Letter from Beijing: May 6, 2011

Welcome to President Mark B. Rosenberg’s blog chronicling his 2011 visit to China. The president is sharing commentary and photos from his trip, so be sure to check back in the days ahead to learn more about FIU’s Marriott Tianjin China Program and the students, faculty and administrators who make it a success. Click here to check out his entry from May 5th.

What a sweet day in Beijing — our second on our way to graduate 200 students in Tianjin this Sunday, May 8. A Chinese proverb best sums up today’s experience: The loftiest towers rise from the ground.

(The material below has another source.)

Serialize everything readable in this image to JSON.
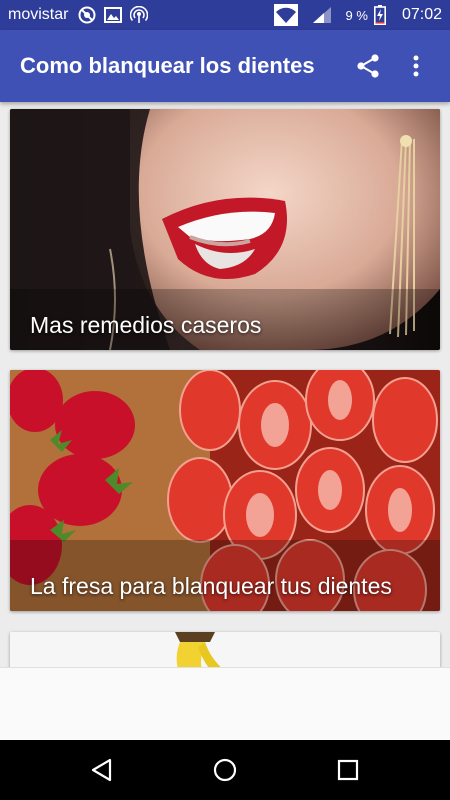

Two necessary keys to a great public university are quality programs and well-educated graduates. These alone, however, are not sufficient. Satisfied graduates who turn into loyal alumni are critical to the long-term success of FIU. So the FIU delegation dedicated today to furthering our alumni base. We estimate that there are at least 650 alumni residing in China. We started to build our China-based alumni association with a wonderful reception last year in Beijing — see our You Tube videos of this 2010 event.

Today we began the day in Beijing with a working breakfast with dedicated graduates and near-graduates who are either Chinese or working here in China. In attendance were Alec Fang, who holds two degrees from FIU; Lin Gao, who was an exchange student from China at FIU in 2007; FIU faculty member Yunfei Li, who holds her master’s in hospitality management from FIU; Chang Liu, a doctoral student in biomedical engineering at our College of Engineering and Computing; and Derek Capo, an FIU business school graduate who founded an educational exchange company in Beijing following a year of studying Mandarin here.

Alec is the president of the Beijing-based FIU group. He issued a challenge by declaring that his goal was to create the largest FIU alumni association grouping of any associated with FIU. His swagger was clearly an FIU “Worlds Ahead” approach. Throughout the breakfast we focused on initiatives that would help create a robust FIU alumni network here in China and the communications plan that would need to be developed to accomplish such a goal. The working group seemed to land on the notion that we should soon hold a World Congress for FIU alumni—perhaps right here in China. In essence this gathering would showcase FIU graduates and promote networking among FIU alumni.

Later in the day, the FIU Alumni Association hosted nearly 190 FIU graduates who gathered in the ballroom of the JW Marriott Beijing. The session was opened by Bill Draughon, executive director of the Alumni Association. He was followed by Alec, who gave an empassioned speech about the importance of establishing a strong alumni chapter. I then showed several videos, including a retrospective on the institution and, of course, the FIU 2020. My presentation was spliced with “We are…FIU” cheers, and then we took countless pictures to commemorate the packed dinner.

I was tickled to encounter a Chinese couple who had married within the past few months.  They qualify as “FIU lovebirds”—in fact they met at an FIU class in Hospitality at FIU in 2006. Peter Ng recalls that he thought his wife to be—Qing Lu, was “Korean. “ She admits that she thought he was “Phillipino”!  Until he noticed that she “turned on her computer in Chinese.” The rest is history!

The generation of Chinese graduates attending this wonderful gathering is now largely fully employed—and with great hope and energy.   No doubt most will be successful—the booming Chinese economy has been good to the majority FIU-trained engineers and hospitality managers in attendance.   FIU will be in capable hands as these individuals become “lofty towers” in their respective professions.  Today we connected in a meaningful way with our determined cadre of Chinese alums celebrating their FIU connections.  In FIU, they know that they have a true lifeline for a lifetime.

A sweet day and a sweet future for our institution, with these and many other dedicated alums!